While the static interconnect test sends very a few packets over the links to probe remote nodes, the Interconnect Load Test puts significant stress on the interconnect and observes if any data transmissions have to be retried due to link errors. This can happen if cables are not correctly connected, i.e. plugged in without connector latches locking correctly. Before running this test, make sure your cluster is connected and configured correctly by running the tests described in the previous sections.
This test can be performed from within the Dolphin dis_admin GUI tool. Please refer to Appendix B, dis_admin
Reference for details.
Once the correct installation and setup and the basic functionality of the interconnect have been verified, it is possible to perform a set of low-level benchmarks to determine the base-line performance of the interconnect without any additional software layers. The tests that are relevant for this are scibench2 (streaming remote memory PIO access performance), scipp (request-response remote memory PIO write performance), dma_bench (streaming remote memory DMA access performance) and intr_bench (remote interrupt performance).
All these tests need to run on two Cluster Nodes (A and B) and are started in the same manner:
Determine the NodeId of both Cluster Nodes using the query command (default path /opt/DIS/bin/query
). The NodeId is reported as "Local node-id".
On node A, start the server-side benchmark with the options -server
and -rn <NodeId of B>
, like:
$ scibench2 -server -rn 8
On Cluster Node B, start the client-side benchmark with the options -client
and -rn <NodeId of A>
, like:
$ scibench2 -client -rn 4
The test results are reported by the client.
dma_bench measures the streaming bandwidth using DMA.
The following results are measured using the IXH610 card (Gen2, x8)

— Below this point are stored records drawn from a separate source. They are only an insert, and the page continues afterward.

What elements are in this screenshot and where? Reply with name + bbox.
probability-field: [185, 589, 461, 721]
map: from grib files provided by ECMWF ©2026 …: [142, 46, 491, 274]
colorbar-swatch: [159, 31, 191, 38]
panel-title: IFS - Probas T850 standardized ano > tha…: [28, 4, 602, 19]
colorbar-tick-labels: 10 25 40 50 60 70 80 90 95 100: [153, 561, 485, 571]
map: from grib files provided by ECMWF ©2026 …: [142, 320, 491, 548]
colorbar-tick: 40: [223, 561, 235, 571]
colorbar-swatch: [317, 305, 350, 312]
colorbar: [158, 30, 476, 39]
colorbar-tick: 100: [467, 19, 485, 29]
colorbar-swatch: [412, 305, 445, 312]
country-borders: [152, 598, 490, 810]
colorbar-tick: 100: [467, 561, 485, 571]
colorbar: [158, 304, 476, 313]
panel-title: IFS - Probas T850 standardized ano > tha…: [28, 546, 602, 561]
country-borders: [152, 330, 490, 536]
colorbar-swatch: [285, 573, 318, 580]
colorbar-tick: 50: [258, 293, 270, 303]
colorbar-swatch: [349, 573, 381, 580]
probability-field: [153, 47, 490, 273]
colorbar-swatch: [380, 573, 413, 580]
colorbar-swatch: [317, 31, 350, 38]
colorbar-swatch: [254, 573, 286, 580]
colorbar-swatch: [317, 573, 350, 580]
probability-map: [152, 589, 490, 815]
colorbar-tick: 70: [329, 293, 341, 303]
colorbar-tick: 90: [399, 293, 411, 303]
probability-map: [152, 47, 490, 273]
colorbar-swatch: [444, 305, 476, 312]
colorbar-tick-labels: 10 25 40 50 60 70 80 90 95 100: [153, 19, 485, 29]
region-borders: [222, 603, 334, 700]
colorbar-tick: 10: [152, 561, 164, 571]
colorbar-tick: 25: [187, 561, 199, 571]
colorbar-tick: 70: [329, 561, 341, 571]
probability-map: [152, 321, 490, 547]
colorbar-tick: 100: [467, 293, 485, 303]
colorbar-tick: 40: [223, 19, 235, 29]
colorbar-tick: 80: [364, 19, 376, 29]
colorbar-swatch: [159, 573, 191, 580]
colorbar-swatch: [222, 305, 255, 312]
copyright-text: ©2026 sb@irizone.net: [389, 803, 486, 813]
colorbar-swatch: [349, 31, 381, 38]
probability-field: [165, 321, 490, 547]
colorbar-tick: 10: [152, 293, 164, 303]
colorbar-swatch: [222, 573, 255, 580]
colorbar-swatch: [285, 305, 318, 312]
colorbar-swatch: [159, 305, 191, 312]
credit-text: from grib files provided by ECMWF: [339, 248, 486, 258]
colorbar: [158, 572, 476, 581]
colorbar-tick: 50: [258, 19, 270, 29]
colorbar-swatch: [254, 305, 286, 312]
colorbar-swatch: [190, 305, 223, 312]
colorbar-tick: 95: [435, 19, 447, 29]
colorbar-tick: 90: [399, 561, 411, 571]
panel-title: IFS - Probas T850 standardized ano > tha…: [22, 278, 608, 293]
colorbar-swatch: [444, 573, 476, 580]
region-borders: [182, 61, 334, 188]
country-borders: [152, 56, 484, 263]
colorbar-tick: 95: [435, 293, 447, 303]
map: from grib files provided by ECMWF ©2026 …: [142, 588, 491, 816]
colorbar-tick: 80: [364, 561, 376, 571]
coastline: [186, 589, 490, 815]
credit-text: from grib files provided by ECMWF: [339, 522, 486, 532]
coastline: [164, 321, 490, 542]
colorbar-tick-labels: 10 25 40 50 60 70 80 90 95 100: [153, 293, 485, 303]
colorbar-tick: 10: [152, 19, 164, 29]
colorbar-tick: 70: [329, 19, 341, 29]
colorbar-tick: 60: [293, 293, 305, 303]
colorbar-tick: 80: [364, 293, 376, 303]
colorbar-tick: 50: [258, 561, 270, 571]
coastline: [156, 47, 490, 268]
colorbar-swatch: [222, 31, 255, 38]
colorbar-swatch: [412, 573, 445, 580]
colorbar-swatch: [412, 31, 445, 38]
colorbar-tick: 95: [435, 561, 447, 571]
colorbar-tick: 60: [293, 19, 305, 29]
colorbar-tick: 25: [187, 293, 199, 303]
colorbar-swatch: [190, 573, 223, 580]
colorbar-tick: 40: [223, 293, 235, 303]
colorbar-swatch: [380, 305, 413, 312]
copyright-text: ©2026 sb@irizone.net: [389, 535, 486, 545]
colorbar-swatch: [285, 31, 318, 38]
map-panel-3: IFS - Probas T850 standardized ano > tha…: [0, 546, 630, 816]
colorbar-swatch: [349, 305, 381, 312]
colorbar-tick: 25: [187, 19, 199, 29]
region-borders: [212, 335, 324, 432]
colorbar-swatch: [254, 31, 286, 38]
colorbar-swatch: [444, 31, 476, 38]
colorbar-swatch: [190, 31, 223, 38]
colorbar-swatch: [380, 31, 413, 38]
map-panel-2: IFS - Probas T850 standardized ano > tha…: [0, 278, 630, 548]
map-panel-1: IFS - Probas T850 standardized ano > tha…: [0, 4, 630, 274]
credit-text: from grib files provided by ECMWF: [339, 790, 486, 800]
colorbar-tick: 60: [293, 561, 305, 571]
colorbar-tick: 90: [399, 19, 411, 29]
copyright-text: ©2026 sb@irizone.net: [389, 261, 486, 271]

------------------------------------------------------------------------------- Message Total Vector Transfer Latency Bandwidth size size length time per message ------------------------------------------------------------------------------- 64 16384 256 156.02 us 0.61 us 105.01 MBytes/s 128 32768 256 164.63 us 0.64 us 199.04 MBytes/s 256 65536 256 175.28 us 0.68 us 373.90 MBytes/s 512 131072 256 196.96 us 0.77 us 665.47 MBytes/s 1024 262144 256 242.32 us 0.95 us 1081.80 MBytes/s 2048 524288 256 336.01 us 1.31 us 1560.34 MBytes/s 4096 524288 128 260.19 us 2.03 us 2015.01 MBytes/s 8192 524288 64 223.41 us 3.49 us 2346.70 MBytes/s 16384 524288 32 205.15 us 6.41 us 2555.64 MBytes/s 32768 524288 16 195.78 us 12.24 us 2677.93 MBytes/s 65536 524288 8 191.15 us 23.89 us 2742.81 MBytes/s 131072 524288 4 188.83 us 47.21 us 2776.46 MBytes/s 262144 524288 2 187.60 us 93.80 us 2794.73 MBytes/s 524288 524288 1 187.06 us 187.06 us 2802.70 MBytes/s
The scipp SISCI benchmark sends a message of the specified size to the remote system. The remote system is polling for incoming data and will send a similar message back to the first node.
The minimal round-trip latency for writing to remote memory is extremely low using PCI Express networks.
The following results are typical for a PCI Express Gen2 x8 link (IXH610)
Ping Pong data transfer: size retries latency (usec) latency/2 (usec) 0 3201 1.425 0.713 4 3154 1.442 0.721 8 3175 1.445 0.722 16 3179 1.447 0.724 32 3213 1.464 0.732 64 3340 1.535 0.768 128 3448 1.573 0.787 256 3558 1.672 0.836 512 3994 1.841 0.920 1024 4468 2.162 1.081 2048 5579 2.889 1.444 4096 7260 4.323 2.162 8192 11148 7.122 3.561
The interrupt latency is affected by the operating system and can therefore vary.
Average unidirectional interrupt time : 2.515 us. Average round trip interrupt time : 5.030 us.
To simply gather all relevant low-level performance data, the script sisci_benchmarks.sh
can be called in the same way. It will run all of the described tests.